Wyborna postawa Chivu w dzisiejszym spotkaniu, pogratulować.

Ciesze się z wygranej Realu, nie mogę patrzeć na crocha.

: 06 kwietnia 2011, 00:12
autor: PrzemasJuve
tottenhamu szkoda..fakt, ale z 2 strony kazdy z nas chce chyba polfinal "derbowy" wiec...chociaz jeszcze mala nadzieja na emocje jest, mysle ze sa anglicy w stanie wygrywac np 3-0 u siebie i wtedy byloby ciekawie, gol realu zabije ta rywalizacje

a schalke...moj nowy ulubiony klub z niemiec hehe nie zapomne im tego co dzis zrobili..molto grazie:) inter 4 bramkami na wyjezdzie nie wygra...

: 06 kwietnia 2011, 08:35
autor: steru
Przyznam, że jestem zszokowany postawą Schalke :shock:

W ciemno, zapewne jak większość, stawiałem na Inter. Okazuje się, że mocno się przeliczyłem z czego ostatecznie bardzo się cieszę :) Inter 4-0 na wyjeździe nie wygra, więc kibice Schalke mogą już świętować półfinał. Pewnie Raul przenosząc się do Niemiec nie przypuszczał, że będzie mu jeszcze dane zagrać tak daleko w LM.

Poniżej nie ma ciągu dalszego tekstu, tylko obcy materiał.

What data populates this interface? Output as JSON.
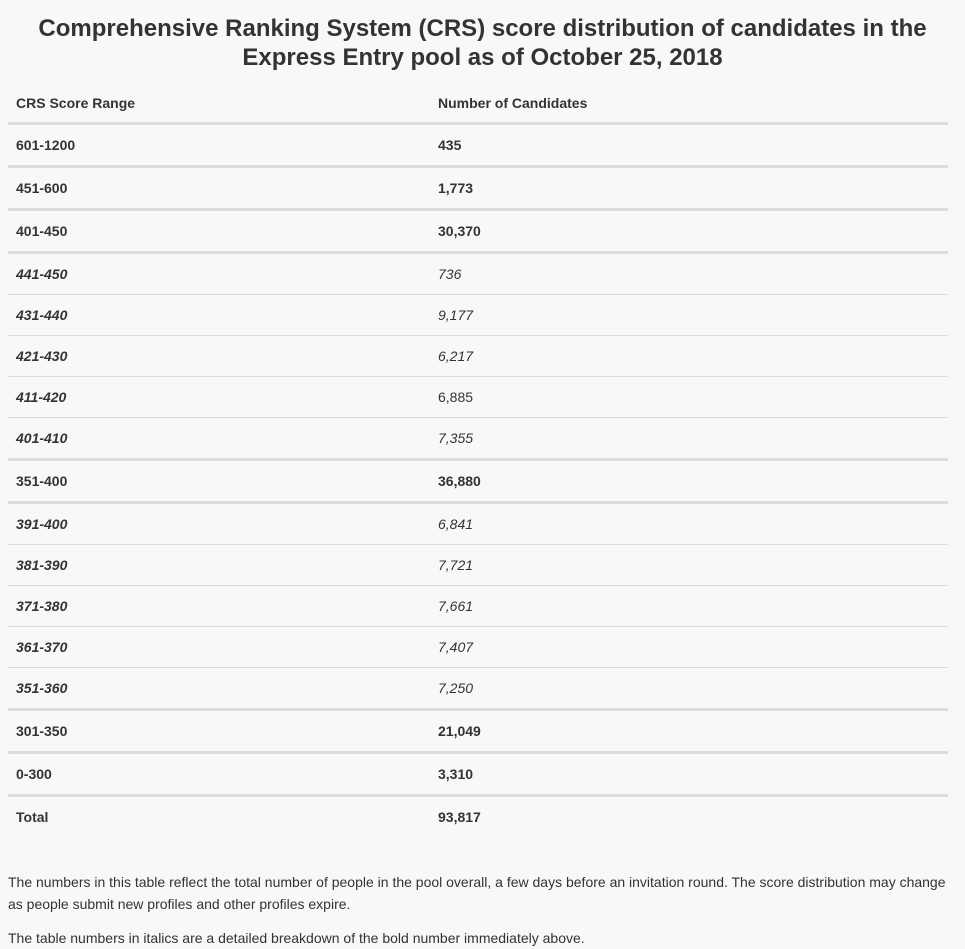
{
  "title": "Comprehensive Ranking System (CRS) score distribution of candidates in the Express Entry pool as of October 25, 2018",
  "table": {
    "headers": [
      "CRS Score Range",
      "Number of Candidates"
    ],
    "rows": [
      {
        "range": "601-1200",
        "count": "435",
        "type": "bold",
        "italic_value": false
      },
      {
        "range": "451-600",
        "count": "1,773",
        "type": "bold",
        "italic_value": false
      },
      {
        "range": "401-450",
        "count": "30,370",
        "type": "bold",
        "italic_value": false
      },
      {
        "range": "441-450",
        "count": "736",
        "type": "sub",
        "italic_value": true
      },
      {
        "range": "431-440",
        "count": "9,177",
        "type": "sub",
        "italic_value": true
      },
      {
        "range": "421-430",
        "count": "6,217",
        "type": "sub",
        "italic_value": true
      },
      {
        "range": "411-420",
        "count": "6,885",
        "type": "sub",
        "italic_value": false
      },
      {
        "range": "401-410",
        "count": "7,355",
        "type": "sub",
        "italic_value": true
      },
      {
        "range": "351-400",
        "count": "36,880",
        "type": "bold",
        "italic_value": false
      },
      {
        "range": "391-400",
        "count": "6,841",
        "type": "sub",
        "italic_value": true
      },
      {
        "range": "381-390",
        "count": "7,721",
        "type": "sub",
        "italic_value": true
      },
      {
        "range": "371-380",
        "count": "7,661",
        "type": "sub",
        "italic_value": true
      },
      {
        "range": "361-370",
        "count": "7,407",
        "type": "sub",
        "italic_value": true
      },
      {
        "range": "351-360",
        "count": "7,250",
        "type": "sub",
        "italic_value": true
      },
      {
        "range": "301-350",
        "count": "21,049",
        "type": "bold",
        "italic_value": false
      },
      {
        "range": "0-300",
        "count": "3,310",
        "type": "bold",
        "italic_value": false
      },
      {
        "range": "Total",
        "count": "93,817",
        "type": "total",
        "italic_value": false
      }
    ]
  },
  "notes": [
    "The numbers in this table reflect the total number of people in the pool overall, a few days before an invitation round. The score distribution may change as people submit new profiles and other profiles expire.",
    "The table numbers in italics are a detailed breakdown of the bold number immediately above."
  ]
}
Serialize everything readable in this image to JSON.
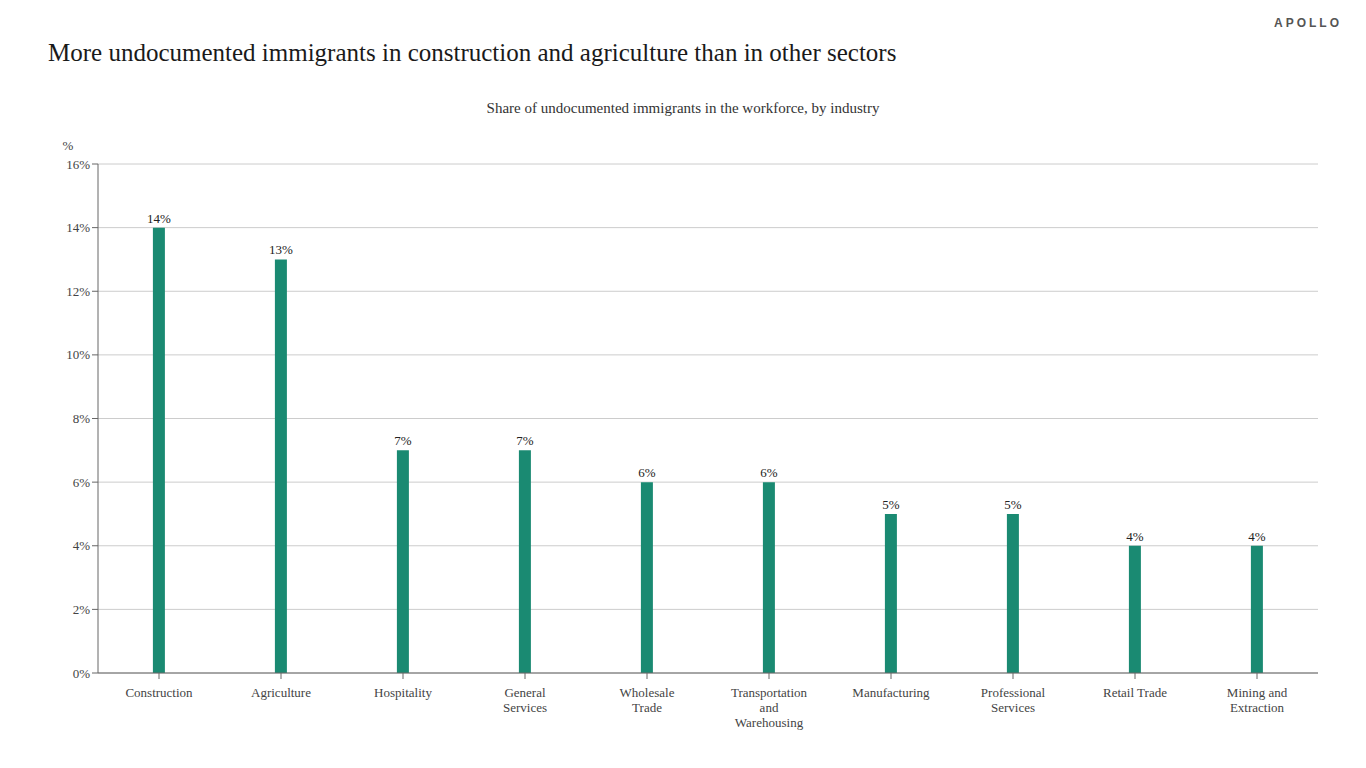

Co do drugiego meczu, to wynik taki jakiego się spodziewałem. Real rozjechał Tottenham i pewnie zmierza do półfinału. Zaliczka czterech bramek wydaje się nie do roztrwonienia. Gorzej w półfinale, tam ich czeka Barcelona :whistle:

: 06 kwietnia 2011, 09:51
autor: Dragon
Brutalo pisze:O ile bramka dragona (nie mylić z naszym)
:D

Piękny mecz, choć zaczął się niesamowicie dla interu, to i tak skończył się na totalnym blamażu interu 8) Gdyby Schalke chciało jeszcze dalej strzelać gole, to skończyłoby się wyżej. interu już w Lm nie ma, niemcy tego nie zaprzepaszczą a i sam inter pewnie będzie chciał wrócić do walki o tytuł jadąc do niemiec na kiełbasę i piwo.
Takiego wyniku się nie spodziewałem. :whistle: Nie zagra Farfan za kartki ale dadzą radę.
My przegrywamy mecze o 3 pkt. z ogórkami, ale oni przegrywając 1/2 LM jako obrońca tytułu i to w jakim stylu.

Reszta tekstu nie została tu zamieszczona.